During recent fieldwork, Andrew Mellon Pre-doctoral Fellow J. S. Kofi Gbolonyo took this photo of drum makers in the town of Peki Yensu, Ghana as they tested out their recent creations. These are the same makers who crafted the instruments currently in use by Pitt's African Music and Dance Ensemble. According to Kofi, the trumpet is used only for rhythmic reinforcement, and not melodically. The use of the trumpet in this context is a good example of how African communities appropriated elements of colonial influence into indigenous culture.
Kofi drew on his fieldwork for recent presentations at the American Orff-Schulwerk Association 2007 National Conference
which took place in San José, California November 14-17. He gave three sessions focusing on African percussion, rhythmic theories, and analysis; world music education and pedagogical approaches; and Orff-Afrique techniques.
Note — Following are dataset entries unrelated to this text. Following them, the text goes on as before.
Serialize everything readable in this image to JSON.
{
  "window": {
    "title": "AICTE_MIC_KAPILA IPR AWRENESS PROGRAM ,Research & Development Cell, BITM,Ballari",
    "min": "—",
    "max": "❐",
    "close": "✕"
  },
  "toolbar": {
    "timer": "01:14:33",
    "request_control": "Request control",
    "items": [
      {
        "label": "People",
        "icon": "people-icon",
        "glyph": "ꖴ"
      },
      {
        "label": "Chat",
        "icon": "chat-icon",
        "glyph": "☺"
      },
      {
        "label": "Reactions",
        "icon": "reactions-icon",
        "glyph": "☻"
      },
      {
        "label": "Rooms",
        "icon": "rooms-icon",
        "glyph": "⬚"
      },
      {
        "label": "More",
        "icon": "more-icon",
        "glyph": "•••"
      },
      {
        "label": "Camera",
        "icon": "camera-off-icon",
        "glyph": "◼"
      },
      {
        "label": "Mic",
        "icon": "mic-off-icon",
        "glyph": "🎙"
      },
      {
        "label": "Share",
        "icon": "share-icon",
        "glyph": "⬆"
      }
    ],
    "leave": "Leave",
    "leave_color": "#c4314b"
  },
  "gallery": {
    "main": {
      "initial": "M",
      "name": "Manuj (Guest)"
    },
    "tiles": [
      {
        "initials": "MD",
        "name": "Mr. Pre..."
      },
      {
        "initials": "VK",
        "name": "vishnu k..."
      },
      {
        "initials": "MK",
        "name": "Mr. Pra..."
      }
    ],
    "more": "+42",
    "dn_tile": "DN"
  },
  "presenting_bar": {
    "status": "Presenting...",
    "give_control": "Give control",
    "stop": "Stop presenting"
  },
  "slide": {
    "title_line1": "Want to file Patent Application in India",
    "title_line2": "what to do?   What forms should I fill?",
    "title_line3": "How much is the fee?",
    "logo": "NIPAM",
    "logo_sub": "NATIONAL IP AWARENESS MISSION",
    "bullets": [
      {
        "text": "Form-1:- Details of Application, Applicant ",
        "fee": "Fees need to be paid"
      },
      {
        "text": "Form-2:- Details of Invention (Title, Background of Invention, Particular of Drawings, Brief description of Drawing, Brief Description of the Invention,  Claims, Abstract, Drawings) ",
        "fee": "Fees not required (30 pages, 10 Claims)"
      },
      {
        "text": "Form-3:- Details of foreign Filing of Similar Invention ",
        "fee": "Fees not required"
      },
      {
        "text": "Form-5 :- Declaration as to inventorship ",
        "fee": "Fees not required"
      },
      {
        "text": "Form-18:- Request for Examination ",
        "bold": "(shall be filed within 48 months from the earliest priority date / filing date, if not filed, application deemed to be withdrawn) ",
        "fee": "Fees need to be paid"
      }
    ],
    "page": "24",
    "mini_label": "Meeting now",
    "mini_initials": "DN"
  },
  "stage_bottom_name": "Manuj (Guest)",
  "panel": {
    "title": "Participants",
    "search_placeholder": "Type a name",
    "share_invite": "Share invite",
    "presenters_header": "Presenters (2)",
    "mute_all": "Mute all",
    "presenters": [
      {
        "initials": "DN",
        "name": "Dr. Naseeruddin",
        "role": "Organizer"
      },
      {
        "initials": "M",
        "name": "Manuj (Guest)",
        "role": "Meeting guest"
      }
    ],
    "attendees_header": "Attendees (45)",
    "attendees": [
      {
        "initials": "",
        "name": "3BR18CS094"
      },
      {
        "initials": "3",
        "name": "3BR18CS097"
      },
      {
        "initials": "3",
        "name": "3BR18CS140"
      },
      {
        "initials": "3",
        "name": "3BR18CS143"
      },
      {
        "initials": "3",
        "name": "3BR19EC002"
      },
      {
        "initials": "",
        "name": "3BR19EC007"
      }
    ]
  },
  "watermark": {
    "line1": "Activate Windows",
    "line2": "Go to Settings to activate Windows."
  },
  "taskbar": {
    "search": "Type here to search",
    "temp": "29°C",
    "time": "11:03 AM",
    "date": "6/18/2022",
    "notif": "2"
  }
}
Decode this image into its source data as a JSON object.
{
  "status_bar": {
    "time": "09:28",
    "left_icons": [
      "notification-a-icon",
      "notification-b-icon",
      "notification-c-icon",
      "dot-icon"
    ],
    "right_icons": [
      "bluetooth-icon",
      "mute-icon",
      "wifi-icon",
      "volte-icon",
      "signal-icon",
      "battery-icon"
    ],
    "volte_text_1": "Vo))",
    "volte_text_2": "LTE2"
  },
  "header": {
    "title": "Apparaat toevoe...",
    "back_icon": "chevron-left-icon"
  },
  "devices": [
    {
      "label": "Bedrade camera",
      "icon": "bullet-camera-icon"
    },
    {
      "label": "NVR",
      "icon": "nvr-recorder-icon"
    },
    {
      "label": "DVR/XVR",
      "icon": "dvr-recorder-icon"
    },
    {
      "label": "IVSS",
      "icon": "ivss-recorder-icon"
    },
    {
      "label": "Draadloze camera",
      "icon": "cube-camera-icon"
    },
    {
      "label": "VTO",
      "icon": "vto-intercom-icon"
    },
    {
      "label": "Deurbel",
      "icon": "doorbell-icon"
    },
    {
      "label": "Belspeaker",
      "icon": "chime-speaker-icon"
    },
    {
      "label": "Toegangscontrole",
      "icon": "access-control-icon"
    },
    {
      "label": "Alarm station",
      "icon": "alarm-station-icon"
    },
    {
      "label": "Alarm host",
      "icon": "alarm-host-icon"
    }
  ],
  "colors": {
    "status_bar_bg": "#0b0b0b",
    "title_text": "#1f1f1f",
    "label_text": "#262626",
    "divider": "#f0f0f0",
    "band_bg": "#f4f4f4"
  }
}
In his first session, “Orff-Afrique Demystifies African Polyrhythmic : A Rhythmic Art of Play,” he analyzed common African polyrhythmic patterns and, through the art of play, led participants through holistic rhythmic exercises on instruments including drums, xylophones, and the body. For the second session, "Exploring African Children's Musical World in Multicultural Institutions," Kofi guided participants into West African children’s holistic musical world of games, songs, instrumentation, dance, and rhythms, He incorporated music from Ghana, Togo, and Benin for this experience. The third session, "The Orff-Afrique Concept of ‘Music’: A Holistic Approach to Teaching Music and Dance," employed traditional African and Orff-Schulwerk techniques in practically defining ‘music’ in holistic (African) terms. The session involved practical drumming, dancing, singing, and analysis of in-depth cultural and philosophical meanings, including their physical, and social affects.